Spatial and seasonal variations in hydrogeochemical characteristics and the factors affecting the deterioration in quality of shallow portable groundwater in an agricultural area are examined. The aquifer consists of (from the surface to depth) agricultural soil, weathered soil, weathered rock, and bedrock. The geochemical signatures of the shallow groundwater are mostly affected by the NO₃⁻ and Cl⁻ contaminants that show a gradual downward increase in concentration from the upper area, due to the irregular distribution of contamination sources. The concentrations of the major cations do not varied with the elapsed time and the NO₃⁻ and Cl⁻ ions, when compared with concentrations in background groundwater, increase gradually with the distance from the upper area.

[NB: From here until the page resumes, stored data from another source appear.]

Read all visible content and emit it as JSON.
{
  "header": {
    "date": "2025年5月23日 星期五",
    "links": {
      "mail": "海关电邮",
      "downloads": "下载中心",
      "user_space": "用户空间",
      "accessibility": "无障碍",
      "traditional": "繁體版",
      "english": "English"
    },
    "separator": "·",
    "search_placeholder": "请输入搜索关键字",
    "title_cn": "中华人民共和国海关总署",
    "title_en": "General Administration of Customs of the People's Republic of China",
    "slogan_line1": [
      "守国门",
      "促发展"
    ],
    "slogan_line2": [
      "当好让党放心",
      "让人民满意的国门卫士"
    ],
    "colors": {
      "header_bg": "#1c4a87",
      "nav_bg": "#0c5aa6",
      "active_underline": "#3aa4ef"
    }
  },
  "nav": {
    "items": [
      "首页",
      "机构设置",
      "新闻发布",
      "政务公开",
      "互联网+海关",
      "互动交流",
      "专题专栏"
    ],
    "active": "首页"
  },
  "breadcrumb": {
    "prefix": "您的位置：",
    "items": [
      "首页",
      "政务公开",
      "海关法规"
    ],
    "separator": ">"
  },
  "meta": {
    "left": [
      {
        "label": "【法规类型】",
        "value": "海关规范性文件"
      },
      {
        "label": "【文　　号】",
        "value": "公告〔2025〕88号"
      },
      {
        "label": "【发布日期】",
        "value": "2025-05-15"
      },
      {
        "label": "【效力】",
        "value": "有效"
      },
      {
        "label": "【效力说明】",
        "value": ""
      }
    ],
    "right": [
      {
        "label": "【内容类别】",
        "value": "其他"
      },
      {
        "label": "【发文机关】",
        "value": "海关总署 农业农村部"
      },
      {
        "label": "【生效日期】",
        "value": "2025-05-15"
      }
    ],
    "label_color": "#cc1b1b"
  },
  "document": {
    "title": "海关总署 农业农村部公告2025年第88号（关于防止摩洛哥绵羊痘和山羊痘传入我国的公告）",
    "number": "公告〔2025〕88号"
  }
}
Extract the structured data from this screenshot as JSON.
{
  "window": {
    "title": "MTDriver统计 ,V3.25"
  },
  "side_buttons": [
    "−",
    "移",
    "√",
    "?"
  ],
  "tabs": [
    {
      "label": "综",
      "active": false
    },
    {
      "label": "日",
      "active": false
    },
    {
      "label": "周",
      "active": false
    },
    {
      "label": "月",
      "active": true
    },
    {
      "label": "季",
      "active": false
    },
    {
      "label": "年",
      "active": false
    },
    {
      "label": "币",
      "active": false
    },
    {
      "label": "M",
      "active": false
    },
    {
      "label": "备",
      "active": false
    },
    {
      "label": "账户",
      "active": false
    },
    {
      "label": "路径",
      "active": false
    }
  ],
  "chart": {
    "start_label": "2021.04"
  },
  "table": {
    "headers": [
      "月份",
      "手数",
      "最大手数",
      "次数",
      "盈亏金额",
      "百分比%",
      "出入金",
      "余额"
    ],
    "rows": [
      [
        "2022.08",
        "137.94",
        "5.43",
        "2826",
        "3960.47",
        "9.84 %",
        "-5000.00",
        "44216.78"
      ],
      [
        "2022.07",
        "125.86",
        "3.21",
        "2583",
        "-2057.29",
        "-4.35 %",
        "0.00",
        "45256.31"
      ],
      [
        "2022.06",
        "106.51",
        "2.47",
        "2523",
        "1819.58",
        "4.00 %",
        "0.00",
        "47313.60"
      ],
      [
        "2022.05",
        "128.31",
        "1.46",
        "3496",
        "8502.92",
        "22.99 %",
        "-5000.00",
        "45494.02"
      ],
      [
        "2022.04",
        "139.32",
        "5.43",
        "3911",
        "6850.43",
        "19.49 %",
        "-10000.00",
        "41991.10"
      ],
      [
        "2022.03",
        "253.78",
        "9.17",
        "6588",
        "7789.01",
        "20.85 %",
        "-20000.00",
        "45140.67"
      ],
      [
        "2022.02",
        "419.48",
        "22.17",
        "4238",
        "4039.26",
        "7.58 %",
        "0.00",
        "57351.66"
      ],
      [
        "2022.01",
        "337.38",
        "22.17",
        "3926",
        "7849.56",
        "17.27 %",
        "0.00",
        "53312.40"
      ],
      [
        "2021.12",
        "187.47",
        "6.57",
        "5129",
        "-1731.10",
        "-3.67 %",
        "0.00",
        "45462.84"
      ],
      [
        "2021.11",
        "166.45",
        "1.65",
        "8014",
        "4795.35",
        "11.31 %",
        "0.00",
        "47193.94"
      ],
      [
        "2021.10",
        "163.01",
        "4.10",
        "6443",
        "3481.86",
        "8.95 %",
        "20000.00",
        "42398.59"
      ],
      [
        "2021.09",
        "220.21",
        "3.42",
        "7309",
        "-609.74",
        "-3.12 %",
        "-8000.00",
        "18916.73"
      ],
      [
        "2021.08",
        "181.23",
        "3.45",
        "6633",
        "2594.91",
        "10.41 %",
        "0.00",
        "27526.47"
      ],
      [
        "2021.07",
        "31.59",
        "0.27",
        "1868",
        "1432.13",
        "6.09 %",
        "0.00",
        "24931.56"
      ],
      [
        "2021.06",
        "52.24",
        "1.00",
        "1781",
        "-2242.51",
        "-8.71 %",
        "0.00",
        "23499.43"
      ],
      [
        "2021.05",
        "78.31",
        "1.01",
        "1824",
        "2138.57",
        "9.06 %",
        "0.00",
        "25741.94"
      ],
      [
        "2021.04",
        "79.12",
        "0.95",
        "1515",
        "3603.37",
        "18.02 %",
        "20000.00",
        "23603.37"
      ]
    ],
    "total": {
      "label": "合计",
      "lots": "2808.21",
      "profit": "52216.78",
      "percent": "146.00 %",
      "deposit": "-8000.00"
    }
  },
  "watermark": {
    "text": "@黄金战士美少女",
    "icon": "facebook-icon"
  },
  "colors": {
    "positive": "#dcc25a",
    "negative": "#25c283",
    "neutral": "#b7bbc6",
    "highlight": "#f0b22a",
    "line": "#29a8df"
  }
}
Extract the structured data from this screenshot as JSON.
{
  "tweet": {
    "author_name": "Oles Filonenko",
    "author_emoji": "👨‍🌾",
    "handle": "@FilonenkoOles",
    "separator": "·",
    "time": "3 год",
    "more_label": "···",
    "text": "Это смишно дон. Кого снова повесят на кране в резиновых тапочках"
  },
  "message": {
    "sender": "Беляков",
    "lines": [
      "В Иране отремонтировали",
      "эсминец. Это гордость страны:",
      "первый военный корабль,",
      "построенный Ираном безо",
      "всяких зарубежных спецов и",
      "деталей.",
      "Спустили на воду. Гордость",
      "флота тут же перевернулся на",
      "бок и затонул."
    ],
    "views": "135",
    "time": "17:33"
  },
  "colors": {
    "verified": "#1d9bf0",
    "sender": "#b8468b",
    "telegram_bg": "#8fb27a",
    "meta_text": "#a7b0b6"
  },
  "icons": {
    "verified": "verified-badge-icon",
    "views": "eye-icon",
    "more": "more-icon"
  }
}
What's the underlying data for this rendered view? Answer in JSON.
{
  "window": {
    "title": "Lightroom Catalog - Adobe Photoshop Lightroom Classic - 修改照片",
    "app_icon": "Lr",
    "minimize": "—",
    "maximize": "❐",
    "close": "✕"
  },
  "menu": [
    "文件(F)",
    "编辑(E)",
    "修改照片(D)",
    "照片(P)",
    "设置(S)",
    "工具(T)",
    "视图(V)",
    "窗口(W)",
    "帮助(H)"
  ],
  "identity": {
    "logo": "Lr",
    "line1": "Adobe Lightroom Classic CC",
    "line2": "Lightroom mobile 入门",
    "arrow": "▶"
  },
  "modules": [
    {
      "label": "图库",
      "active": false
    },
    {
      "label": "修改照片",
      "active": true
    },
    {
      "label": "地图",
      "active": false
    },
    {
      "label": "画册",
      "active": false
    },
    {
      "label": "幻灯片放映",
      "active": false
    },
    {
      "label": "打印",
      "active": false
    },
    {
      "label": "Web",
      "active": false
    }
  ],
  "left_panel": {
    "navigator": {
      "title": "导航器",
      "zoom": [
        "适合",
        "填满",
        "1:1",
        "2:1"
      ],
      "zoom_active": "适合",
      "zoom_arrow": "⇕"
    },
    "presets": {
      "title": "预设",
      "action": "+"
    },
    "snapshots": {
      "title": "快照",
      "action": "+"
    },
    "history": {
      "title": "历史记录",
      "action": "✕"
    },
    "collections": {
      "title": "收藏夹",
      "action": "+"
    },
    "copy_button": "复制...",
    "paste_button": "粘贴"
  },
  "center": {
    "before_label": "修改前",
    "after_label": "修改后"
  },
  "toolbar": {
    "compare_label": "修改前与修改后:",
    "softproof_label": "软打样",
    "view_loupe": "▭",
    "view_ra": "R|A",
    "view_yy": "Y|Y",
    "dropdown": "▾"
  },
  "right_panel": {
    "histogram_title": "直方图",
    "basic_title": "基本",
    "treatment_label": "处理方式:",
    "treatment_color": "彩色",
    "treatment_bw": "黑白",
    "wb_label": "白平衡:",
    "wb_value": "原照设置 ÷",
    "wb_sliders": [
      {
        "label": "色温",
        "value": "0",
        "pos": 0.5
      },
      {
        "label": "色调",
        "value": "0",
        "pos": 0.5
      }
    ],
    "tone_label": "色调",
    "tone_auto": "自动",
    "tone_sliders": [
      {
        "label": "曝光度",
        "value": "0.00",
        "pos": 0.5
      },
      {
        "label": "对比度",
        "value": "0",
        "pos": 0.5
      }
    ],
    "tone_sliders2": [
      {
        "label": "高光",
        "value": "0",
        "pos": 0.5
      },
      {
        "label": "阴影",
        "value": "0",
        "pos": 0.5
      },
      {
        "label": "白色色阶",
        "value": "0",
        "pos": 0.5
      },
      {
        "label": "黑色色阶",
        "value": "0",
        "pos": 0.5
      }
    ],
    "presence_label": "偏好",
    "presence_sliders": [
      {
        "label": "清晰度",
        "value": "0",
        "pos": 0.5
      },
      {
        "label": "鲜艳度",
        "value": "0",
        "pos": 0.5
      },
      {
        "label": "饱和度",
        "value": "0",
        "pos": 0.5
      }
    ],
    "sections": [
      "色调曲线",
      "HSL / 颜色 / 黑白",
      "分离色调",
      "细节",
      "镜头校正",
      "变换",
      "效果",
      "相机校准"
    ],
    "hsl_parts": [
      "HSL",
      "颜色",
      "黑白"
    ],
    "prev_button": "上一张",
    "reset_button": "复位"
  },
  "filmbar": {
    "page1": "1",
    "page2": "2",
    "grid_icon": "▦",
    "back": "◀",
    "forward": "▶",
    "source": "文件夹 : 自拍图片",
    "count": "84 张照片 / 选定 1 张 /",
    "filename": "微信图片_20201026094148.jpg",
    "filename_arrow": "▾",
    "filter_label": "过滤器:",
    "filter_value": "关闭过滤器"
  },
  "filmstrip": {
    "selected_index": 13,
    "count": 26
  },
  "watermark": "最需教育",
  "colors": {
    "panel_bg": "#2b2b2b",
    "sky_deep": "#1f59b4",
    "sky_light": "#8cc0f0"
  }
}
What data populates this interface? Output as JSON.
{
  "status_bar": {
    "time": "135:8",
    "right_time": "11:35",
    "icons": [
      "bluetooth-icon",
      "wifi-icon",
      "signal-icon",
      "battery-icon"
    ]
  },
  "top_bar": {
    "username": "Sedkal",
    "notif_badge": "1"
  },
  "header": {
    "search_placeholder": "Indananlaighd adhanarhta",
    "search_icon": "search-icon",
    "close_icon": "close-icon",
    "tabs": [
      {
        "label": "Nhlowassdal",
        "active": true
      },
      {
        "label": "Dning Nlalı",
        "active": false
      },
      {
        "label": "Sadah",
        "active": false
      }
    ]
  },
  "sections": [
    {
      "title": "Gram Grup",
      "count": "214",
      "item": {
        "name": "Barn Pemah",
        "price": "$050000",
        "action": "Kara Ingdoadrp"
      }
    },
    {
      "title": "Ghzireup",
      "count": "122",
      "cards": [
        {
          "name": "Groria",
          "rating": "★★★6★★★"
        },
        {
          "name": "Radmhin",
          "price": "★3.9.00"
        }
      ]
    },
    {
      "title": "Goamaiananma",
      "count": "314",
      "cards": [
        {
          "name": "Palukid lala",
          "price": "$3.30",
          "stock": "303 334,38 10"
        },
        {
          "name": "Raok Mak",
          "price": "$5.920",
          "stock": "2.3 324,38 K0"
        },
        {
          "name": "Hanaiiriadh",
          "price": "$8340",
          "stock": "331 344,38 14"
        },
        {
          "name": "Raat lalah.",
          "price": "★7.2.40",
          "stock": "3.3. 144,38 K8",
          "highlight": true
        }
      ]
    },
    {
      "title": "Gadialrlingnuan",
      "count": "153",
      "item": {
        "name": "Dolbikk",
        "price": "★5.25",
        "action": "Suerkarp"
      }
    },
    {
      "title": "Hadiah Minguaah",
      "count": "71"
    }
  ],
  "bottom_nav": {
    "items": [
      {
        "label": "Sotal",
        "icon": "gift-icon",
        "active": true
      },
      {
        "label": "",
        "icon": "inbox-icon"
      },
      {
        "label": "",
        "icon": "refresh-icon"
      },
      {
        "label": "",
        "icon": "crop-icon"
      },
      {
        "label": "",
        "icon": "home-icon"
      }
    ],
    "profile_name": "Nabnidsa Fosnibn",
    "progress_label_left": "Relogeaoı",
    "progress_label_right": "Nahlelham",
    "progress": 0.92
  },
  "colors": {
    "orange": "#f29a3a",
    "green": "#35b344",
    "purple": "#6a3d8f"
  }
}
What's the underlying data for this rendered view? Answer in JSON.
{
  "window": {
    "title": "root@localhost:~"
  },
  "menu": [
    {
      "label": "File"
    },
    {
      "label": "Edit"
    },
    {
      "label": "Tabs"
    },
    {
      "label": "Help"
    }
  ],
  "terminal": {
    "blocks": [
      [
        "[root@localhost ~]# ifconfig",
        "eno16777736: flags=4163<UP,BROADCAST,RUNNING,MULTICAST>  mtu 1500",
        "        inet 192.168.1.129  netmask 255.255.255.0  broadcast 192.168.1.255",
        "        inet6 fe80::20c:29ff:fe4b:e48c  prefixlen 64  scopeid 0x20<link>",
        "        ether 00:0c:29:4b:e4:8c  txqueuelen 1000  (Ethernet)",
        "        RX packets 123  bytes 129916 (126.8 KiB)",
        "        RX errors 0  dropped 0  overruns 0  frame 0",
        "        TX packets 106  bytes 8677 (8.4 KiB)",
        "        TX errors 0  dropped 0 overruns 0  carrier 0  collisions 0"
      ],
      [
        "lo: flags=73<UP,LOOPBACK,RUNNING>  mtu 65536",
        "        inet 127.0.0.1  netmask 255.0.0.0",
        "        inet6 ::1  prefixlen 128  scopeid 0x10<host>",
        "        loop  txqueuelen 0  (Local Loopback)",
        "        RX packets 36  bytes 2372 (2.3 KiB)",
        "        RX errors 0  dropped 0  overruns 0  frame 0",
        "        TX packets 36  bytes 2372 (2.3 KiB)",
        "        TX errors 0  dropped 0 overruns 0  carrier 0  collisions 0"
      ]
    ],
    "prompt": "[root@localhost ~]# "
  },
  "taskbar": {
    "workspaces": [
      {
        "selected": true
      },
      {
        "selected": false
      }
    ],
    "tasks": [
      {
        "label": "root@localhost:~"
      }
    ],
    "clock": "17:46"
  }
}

This result suggests that the water quality in shallow groundwater deteriorates due to contaminant sources at the surface. The contaminations of the major contaminants in groundwater show a positive linear relationship with electrical conductivity, indicating the deterioration in water quality is related to the effects of the contaminants. The relationships between contaminant concentrations, as inferred from the ternary plots, show the contaminant concentrations in organic fertilizer are positively related to concentrations of NO₃⁻, Cl⁻, and SO₄²⁻ ions in the shallow portable groundwaters, which means the fertilizer is the main contaminant source. The results also show that the deterioration in shallow groundwater quality is caused mainly by NO₃⁻ and Cl⁻ derived from organic fertilizer with additional SO₄²⁻ contaminant from livestock wastes. Even though the concentrations of the contaminants within the shallow groundwaters and the contaminant sources are largely variable, it is useful to consider the ratio of contaminant concentrations and the relationship between contaminants in groundwater samples and in the contaminant source when analyzing deterioration in water quality.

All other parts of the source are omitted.